Later, it is discovered they prescribed an incorrect dose of a routine medication for a stable patient.
Which term best describes the human factors-related state that most likely precipitated this error?
CORRECT ANSWER:
Cognitive overload, or excessive working memory load, occurs when the volume of information and tasks exceeds an individual's finite cognitive capacity.
In a clinical setting, this is precipitated by managing multiple complex patients, constant interruptions, and high-stakes decision-making under time pressure. The prefrontal cortex, responsible for executive functions like clinical reasoning and planning, becomes overwhelmed.

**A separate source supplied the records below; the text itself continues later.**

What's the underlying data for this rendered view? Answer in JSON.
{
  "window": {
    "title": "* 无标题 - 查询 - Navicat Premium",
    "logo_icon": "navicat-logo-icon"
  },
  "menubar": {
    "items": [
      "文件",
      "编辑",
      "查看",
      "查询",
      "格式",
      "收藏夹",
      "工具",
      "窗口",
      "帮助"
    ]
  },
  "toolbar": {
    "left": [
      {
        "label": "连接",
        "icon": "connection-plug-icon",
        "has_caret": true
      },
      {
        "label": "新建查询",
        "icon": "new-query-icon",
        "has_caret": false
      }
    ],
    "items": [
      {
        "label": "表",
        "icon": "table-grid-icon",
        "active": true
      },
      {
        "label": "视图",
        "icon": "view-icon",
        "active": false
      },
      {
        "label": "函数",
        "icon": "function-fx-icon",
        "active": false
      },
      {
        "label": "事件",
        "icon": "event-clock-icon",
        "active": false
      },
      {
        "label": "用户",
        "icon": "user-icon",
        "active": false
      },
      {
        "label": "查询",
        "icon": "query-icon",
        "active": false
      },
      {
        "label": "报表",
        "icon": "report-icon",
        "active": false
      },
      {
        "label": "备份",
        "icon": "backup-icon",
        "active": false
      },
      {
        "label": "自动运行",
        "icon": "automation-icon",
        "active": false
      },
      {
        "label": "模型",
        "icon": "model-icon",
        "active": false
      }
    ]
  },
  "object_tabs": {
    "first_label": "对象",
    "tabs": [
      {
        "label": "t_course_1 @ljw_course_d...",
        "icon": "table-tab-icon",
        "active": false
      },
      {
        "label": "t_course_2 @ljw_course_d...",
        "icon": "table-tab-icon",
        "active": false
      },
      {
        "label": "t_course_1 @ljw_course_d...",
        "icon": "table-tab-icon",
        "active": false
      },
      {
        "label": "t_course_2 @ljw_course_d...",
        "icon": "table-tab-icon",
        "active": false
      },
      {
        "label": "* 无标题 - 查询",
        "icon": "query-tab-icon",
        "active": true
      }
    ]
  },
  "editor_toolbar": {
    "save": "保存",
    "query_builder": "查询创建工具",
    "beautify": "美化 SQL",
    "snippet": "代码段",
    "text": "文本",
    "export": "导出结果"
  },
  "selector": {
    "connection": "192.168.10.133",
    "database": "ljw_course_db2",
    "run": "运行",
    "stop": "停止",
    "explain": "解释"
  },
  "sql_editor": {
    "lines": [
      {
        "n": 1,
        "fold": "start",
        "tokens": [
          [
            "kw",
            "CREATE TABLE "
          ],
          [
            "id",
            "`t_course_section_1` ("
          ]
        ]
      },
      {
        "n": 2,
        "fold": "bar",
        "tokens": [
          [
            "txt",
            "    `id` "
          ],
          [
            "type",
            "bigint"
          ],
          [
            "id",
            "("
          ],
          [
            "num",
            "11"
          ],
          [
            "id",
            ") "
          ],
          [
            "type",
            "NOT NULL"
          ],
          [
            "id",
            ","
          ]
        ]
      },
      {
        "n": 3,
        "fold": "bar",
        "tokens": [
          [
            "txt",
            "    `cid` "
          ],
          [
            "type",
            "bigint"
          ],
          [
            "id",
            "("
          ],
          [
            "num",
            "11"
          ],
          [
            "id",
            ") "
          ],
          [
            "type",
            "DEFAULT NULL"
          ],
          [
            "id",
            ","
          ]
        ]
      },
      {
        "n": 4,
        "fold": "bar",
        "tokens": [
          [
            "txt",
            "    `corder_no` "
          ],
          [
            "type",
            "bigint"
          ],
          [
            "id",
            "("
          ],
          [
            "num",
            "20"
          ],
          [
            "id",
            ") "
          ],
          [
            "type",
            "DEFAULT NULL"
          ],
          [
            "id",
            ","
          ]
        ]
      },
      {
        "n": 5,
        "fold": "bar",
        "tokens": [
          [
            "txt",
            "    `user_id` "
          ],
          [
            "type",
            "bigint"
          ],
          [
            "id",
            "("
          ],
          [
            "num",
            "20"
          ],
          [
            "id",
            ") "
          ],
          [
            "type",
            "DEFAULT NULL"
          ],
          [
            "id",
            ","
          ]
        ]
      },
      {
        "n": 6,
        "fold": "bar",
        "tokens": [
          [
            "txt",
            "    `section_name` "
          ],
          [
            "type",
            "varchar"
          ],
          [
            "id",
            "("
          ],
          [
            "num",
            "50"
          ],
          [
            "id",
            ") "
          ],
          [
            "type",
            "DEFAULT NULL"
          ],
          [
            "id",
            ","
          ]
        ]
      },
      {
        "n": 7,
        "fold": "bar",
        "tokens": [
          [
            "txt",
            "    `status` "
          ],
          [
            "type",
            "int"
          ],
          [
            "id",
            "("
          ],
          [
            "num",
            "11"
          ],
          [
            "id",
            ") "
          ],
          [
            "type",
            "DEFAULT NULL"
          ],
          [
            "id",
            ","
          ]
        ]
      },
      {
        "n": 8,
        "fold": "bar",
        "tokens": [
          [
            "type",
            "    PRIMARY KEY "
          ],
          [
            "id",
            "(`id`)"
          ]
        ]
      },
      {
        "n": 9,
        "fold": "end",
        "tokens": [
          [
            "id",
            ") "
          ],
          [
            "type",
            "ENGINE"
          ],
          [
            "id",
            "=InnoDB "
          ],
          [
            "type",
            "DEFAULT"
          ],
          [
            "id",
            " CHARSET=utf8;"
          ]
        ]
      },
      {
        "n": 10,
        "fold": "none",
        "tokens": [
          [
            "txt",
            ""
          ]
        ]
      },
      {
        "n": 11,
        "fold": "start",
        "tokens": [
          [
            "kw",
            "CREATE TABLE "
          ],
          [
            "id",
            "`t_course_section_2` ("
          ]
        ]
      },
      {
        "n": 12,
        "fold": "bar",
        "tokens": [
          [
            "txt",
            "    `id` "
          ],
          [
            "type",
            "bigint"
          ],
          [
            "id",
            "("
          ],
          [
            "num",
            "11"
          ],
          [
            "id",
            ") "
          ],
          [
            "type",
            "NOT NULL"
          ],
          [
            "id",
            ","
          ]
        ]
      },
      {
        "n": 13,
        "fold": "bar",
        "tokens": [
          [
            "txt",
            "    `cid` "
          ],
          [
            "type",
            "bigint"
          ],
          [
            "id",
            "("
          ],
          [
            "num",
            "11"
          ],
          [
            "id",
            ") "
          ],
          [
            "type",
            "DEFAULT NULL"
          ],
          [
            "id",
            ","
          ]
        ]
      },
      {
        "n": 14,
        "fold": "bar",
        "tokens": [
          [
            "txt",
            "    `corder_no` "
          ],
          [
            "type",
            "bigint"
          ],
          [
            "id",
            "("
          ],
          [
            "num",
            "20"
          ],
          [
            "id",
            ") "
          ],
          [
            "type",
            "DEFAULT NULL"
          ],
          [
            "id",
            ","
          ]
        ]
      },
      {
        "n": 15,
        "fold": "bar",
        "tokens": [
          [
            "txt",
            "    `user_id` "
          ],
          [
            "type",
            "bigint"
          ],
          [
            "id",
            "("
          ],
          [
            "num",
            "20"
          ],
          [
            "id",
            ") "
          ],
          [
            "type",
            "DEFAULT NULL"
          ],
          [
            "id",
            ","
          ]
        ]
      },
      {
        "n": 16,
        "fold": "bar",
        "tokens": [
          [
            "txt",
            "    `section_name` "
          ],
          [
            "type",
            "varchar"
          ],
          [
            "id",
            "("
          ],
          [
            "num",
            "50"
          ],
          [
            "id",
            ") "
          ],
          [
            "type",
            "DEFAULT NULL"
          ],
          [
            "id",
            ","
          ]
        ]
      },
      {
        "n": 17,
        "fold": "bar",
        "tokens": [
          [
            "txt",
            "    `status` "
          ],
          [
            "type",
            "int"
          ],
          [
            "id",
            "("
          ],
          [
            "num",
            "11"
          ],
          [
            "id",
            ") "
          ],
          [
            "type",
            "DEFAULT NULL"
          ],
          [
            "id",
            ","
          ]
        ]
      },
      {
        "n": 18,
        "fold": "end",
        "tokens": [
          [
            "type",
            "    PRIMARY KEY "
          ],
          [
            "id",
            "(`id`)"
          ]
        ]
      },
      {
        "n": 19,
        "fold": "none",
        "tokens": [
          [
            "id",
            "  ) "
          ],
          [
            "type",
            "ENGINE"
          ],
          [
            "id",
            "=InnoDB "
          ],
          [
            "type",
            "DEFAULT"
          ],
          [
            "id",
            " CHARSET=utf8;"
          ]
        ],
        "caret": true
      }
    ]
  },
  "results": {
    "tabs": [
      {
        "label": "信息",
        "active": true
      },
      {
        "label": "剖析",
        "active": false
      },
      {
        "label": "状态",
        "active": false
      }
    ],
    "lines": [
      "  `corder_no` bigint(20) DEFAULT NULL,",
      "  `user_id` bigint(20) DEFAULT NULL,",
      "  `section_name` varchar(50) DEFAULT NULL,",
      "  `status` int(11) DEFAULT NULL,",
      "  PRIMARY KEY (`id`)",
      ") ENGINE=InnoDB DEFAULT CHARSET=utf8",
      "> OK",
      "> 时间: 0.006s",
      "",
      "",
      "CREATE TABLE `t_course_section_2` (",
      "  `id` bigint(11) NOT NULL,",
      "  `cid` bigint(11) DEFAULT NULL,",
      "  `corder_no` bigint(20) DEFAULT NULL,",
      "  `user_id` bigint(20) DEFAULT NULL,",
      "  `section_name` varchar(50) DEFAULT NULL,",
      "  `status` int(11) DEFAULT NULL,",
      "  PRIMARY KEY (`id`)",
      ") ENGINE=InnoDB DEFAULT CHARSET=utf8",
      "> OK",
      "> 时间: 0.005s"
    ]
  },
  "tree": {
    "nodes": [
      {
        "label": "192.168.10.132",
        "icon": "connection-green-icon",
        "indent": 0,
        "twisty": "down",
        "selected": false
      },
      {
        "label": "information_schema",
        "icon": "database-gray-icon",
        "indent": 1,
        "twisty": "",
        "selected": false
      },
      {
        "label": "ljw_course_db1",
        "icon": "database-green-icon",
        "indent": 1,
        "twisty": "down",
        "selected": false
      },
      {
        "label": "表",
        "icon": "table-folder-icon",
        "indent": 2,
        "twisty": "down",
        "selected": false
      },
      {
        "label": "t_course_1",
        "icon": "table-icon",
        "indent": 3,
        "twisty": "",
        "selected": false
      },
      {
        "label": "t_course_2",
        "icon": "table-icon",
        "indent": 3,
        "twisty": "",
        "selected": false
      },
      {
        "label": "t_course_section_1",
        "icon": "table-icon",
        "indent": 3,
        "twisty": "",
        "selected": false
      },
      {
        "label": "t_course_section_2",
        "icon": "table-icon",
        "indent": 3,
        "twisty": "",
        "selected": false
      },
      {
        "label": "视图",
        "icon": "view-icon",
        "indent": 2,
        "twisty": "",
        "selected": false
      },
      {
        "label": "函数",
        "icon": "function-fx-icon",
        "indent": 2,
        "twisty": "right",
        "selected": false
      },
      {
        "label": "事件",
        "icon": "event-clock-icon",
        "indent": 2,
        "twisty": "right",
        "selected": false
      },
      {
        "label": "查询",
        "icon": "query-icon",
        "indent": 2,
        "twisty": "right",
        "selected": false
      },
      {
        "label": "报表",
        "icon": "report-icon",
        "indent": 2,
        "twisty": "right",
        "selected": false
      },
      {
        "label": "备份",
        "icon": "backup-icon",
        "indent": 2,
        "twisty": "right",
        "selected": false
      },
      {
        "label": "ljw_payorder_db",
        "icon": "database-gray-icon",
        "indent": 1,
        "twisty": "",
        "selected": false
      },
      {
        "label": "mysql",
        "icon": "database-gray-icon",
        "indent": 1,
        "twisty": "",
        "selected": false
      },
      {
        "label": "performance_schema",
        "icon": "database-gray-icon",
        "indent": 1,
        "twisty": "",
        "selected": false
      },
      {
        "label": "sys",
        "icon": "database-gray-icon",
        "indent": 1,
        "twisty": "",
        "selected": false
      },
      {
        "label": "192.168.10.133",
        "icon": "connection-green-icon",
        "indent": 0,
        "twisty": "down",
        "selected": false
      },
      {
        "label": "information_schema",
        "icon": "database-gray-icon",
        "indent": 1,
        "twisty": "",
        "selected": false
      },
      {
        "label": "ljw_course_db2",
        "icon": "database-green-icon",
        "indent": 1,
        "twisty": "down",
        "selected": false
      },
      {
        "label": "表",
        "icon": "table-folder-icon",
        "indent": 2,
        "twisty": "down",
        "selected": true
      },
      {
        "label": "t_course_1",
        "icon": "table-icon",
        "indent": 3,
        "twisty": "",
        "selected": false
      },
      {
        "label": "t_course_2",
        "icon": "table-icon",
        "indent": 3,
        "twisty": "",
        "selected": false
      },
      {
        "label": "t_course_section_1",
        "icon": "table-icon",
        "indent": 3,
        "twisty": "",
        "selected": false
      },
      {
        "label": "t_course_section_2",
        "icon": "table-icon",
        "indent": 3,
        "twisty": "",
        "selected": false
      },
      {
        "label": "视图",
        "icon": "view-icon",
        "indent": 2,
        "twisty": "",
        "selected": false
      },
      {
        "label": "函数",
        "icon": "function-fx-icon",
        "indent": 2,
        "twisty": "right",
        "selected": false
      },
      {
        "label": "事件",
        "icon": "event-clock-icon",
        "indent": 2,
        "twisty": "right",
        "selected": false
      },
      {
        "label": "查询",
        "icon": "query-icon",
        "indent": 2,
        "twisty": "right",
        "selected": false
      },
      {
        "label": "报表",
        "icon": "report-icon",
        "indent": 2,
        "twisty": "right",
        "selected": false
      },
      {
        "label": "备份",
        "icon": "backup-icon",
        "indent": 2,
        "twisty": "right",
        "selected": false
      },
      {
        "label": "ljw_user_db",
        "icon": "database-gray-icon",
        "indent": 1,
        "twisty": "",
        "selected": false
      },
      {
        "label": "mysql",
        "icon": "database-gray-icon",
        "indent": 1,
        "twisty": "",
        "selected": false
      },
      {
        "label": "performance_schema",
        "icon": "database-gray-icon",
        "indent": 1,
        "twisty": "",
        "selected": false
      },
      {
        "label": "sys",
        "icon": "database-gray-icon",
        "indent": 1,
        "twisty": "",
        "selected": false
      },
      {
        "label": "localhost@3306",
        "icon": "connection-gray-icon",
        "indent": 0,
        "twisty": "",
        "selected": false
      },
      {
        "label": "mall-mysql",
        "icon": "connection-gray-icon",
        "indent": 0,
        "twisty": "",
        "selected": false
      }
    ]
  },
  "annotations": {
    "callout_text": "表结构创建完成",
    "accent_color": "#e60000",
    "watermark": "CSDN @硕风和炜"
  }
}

This leads to a deterioration in performance, increasing the likelihood of medical errors, diagnostic inaccuracies, and impaired judgement. The scenario described, with numerous simultaneous demands (bleeps, acutely unwell children, senior questioning), perfectly illustrates a situation where the cognitive load surpasses the SHO's processing capacity, directly causing the error.
This is a critical patient safety issue, as functioning beyond this fixed capacity can lead to burnout and adverse events.
WRONG ANSWER ANALYSIS:
Option A (Hindsight bias) is incorrect because it is the tendency to perceive past events as more predictable than they actually were, which applies to retrospective analysis of a case, not the real-time error itself.
Option B (Cognitive dissonance) is incorrect as it describes the mental discomfort from holding conflicting beliefs or attitudes, not the state of being overwhelmed by excessive informational inputs.
Option D (Alarm fatigue) is incorrect because it specifically refers to the desensitisation that occurs from excessive exposure to frequent, often non-actionable, clinical alarms, rather than the broader mental demand from multiple competing tasks.
Option E (Commission bias) is incorrect as this is the tendency to act rather than not act, even if inaction is the better choice, which is a specific type of decision-making error, not the underlying state causing it.